Воины бури (ЛП), стр. 38

Он просто покачал головой, не зная, что ответить. Гербрухт радостно покосился на него, но тут Видарр сделал последнюю отчаянную попытку:

— Я знаю, почему твой сын пришел к Рагналлу.

— Мой сын?

— Священник, господин, — он взглянул на меня с написанным на лице отчаянием. Я ничего не ответил, и он принял молчание за гнев. — Священник, которого оскопила колдунья, господин, — тихо прибавил он.

— Я знаю, что она с ним сделала, — сказал я.

Его лицо вытянулось.

— Пощади, господин, — он почти уже шептал, — и я буду тебе служить.

Он меня заинтересовал. Я поднял его лицо правой рукой.

— И почему мой сын отправился к Рагналлу? — спросил я.

— Он посланник мира, господин.

— Посланник? — удивился я. В этом было мало смысла. — От кого?

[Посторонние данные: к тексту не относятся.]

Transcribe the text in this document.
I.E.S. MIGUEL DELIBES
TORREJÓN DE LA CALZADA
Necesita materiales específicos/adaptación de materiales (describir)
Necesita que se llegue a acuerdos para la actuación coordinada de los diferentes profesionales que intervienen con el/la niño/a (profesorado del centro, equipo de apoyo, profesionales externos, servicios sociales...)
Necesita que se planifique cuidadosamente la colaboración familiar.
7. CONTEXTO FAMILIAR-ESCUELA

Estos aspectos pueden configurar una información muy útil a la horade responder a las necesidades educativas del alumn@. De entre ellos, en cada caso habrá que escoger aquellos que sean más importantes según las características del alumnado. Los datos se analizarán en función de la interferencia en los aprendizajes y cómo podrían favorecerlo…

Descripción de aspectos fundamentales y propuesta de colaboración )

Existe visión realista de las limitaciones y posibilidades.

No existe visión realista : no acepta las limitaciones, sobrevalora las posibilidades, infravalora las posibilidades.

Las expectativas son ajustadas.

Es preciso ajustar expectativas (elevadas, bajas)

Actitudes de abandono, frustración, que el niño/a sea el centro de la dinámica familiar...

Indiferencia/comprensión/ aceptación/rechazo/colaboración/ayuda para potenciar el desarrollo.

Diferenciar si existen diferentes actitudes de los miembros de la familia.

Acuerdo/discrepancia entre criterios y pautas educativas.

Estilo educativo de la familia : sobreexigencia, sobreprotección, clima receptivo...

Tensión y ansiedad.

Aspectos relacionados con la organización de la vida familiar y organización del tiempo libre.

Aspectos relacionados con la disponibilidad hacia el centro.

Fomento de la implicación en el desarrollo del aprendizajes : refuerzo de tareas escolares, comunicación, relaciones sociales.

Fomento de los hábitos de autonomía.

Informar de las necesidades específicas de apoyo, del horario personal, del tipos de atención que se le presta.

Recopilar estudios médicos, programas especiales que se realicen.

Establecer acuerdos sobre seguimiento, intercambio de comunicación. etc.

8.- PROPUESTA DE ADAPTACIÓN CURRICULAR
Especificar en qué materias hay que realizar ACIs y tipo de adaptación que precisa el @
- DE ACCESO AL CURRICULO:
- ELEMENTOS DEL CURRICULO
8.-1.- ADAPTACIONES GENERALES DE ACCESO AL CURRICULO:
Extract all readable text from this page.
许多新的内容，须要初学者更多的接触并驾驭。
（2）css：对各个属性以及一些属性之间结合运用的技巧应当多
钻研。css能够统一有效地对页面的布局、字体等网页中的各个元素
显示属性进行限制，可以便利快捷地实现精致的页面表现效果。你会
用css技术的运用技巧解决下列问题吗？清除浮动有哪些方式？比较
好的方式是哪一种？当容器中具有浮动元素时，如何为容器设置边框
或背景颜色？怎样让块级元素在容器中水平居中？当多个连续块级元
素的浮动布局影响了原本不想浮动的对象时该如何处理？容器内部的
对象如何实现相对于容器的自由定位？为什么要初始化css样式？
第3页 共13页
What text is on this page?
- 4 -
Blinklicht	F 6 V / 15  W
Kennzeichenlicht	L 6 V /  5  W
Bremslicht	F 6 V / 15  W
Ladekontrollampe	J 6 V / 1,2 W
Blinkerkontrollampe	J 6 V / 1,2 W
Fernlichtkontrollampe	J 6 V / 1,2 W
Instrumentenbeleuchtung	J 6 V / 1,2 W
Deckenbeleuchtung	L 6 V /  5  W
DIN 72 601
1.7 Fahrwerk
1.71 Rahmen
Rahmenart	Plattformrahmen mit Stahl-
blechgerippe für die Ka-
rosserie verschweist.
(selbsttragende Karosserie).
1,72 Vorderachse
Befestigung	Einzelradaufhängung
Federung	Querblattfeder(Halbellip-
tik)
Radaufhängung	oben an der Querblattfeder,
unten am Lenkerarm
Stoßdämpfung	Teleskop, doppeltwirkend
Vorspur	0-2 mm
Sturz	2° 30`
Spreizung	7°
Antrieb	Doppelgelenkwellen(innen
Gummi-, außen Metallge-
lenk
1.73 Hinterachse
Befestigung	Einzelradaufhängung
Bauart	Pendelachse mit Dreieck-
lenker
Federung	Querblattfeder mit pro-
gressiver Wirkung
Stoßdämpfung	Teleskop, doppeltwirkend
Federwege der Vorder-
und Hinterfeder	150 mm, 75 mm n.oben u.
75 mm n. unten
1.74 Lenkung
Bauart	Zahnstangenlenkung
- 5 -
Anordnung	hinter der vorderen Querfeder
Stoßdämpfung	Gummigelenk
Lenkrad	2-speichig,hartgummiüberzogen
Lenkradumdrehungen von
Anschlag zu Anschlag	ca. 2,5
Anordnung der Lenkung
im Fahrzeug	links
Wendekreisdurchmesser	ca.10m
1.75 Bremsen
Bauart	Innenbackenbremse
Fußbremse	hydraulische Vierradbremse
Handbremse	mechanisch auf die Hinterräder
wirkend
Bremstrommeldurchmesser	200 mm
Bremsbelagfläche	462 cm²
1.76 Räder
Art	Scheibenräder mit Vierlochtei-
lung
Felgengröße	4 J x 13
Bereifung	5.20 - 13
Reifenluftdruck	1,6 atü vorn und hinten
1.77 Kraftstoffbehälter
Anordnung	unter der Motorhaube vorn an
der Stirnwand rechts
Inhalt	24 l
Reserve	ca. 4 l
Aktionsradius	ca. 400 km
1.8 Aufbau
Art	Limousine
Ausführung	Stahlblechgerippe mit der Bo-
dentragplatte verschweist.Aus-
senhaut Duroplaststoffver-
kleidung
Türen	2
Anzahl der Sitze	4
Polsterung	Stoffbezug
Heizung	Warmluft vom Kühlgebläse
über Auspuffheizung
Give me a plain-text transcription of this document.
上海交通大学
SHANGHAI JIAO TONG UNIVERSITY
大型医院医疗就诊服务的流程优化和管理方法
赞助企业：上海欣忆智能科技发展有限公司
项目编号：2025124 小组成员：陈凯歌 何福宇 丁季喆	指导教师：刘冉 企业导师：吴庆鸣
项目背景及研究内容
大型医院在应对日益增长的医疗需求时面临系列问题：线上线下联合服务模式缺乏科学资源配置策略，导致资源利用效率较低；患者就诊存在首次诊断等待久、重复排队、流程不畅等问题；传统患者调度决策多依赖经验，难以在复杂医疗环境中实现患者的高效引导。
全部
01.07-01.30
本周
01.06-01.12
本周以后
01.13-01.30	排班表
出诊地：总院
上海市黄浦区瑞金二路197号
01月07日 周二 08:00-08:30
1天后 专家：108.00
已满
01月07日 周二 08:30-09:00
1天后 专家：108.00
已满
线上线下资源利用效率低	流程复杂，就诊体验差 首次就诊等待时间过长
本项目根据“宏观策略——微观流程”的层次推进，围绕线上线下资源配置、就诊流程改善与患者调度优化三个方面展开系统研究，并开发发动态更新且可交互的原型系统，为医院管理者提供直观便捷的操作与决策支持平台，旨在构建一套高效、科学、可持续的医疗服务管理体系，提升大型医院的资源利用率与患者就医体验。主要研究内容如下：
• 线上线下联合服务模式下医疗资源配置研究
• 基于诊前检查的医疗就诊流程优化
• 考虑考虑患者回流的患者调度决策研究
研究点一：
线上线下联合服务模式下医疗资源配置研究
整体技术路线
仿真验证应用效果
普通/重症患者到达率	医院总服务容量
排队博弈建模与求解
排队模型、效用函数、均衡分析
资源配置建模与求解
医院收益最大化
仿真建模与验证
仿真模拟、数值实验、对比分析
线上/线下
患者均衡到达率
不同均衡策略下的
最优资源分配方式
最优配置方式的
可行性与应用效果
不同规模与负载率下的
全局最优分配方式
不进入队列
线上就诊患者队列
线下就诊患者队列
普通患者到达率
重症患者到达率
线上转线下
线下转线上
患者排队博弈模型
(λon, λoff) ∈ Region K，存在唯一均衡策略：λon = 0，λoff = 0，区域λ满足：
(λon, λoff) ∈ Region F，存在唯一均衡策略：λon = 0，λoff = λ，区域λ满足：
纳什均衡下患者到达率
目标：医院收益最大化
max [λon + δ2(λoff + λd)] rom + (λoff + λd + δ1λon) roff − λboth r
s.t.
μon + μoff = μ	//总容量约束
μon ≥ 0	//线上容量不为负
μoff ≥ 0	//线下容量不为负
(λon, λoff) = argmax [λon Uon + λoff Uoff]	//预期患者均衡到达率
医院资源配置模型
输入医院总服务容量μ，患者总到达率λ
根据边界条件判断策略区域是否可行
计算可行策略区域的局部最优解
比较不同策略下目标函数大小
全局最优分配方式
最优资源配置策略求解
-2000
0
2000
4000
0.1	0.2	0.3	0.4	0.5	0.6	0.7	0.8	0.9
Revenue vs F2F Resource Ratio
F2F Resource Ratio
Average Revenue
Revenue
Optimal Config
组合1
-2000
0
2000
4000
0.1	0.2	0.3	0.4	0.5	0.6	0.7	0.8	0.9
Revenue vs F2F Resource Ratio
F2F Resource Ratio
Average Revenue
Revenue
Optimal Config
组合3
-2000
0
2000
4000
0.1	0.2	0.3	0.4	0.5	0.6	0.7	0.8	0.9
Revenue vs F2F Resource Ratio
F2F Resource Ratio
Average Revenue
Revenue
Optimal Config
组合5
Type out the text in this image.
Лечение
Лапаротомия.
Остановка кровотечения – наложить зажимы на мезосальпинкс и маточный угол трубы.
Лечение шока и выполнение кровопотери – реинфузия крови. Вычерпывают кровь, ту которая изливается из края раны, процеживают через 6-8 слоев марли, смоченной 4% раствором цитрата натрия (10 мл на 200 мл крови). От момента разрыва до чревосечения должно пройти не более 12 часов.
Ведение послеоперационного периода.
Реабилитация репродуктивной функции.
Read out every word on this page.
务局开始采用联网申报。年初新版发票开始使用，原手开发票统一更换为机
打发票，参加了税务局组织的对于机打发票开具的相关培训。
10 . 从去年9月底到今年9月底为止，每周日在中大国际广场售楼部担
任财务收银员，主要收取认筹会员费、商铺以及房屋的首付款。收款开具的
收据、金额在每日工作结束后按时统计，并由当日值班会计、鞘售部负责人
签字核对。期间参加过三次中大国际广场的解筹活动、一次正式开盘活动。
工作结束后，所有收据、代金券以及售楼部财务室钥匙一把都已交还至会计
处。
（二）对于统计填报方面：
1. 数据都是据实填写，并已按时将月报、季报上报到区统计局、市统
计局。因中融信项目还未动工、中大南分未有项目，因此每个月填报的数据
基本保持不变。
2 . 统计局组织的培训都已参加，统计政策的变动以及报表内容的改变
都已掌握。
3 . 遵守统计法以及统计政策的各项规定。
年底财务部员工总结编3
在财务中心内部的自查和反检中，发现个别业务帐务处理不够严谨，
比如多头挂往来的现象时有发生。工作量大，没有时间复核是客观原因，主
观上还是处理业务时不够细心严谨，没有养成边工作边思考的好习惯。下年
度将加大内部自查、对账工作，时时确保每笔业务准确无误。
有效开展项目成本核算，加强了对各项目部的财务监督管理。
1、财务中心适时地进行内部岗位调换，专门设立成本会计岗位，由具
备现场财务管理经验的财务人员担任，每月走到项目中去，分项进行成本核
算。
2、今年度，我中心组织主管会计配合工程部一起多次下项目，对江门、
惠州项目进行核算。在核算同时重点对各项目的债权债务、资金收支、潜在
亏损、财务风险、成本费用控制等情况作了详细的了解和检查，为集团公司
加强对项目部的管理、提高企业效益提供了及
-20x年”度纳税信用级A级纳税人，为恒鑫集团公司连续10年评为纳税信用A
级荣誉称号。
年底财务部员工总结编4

— Из Ирландии, господин! — заявил он таким тоном, словно я уже обо всем знаю. — От твоей дочери.

На мгновение я потерял дар речи от удивления. Просто вытаращился на него. На его лицо падали капли дождя, но он не замечал непогоду.

— От Стиорры? — наконец спросил я. — С какой стати ей отправлять посланника мира?

— Потому что они воюют, господин!

— Они?

— Рагналл со своим братом!

Я опять уставился на него. Видарр уже открыл рот, чтобы добавить что-то еще, но я заставил его замолчать, покачав головой. Так значит, Сигтрюгр — враг Рагнала? Зять — мой союзник?

Я крикнул Годрику:

— Принеси Вздох Змея! Живее!

Слуга протянул меч. Я заглянул Видарру в глаза, поднял клинок, заметив, как норвежец вздрогнул, и с силой опустил оружие, так что острие воткнулось в мягкую почву между камнями мощения. Я сжал руками рукоять.

— Поклянись мне в верности, — приказал я.

Он положил свои ладони поверх моих и поклялся быть моим человеком, сохранять мне верность, служить мне и умереть за меня.

— Найди ему меч, — велел я Гербрухту, — кольчугу, щит и жену.

А я отправился на поиски своего сына. Старшего.

Wyrd bi? ful ar?d.

Глава восьмая

Позже в тот день Финан повел двести пятьдесят всадников на юг от Эдс-Байрига, где обнаружил два отряда фуражиров Рагналла. Первый перебили, а второй обратили в беспорядочное бегство. Захватили и одиннадцатилетнего мальчишку, оказавшегося сыном нортумбрийского ярла.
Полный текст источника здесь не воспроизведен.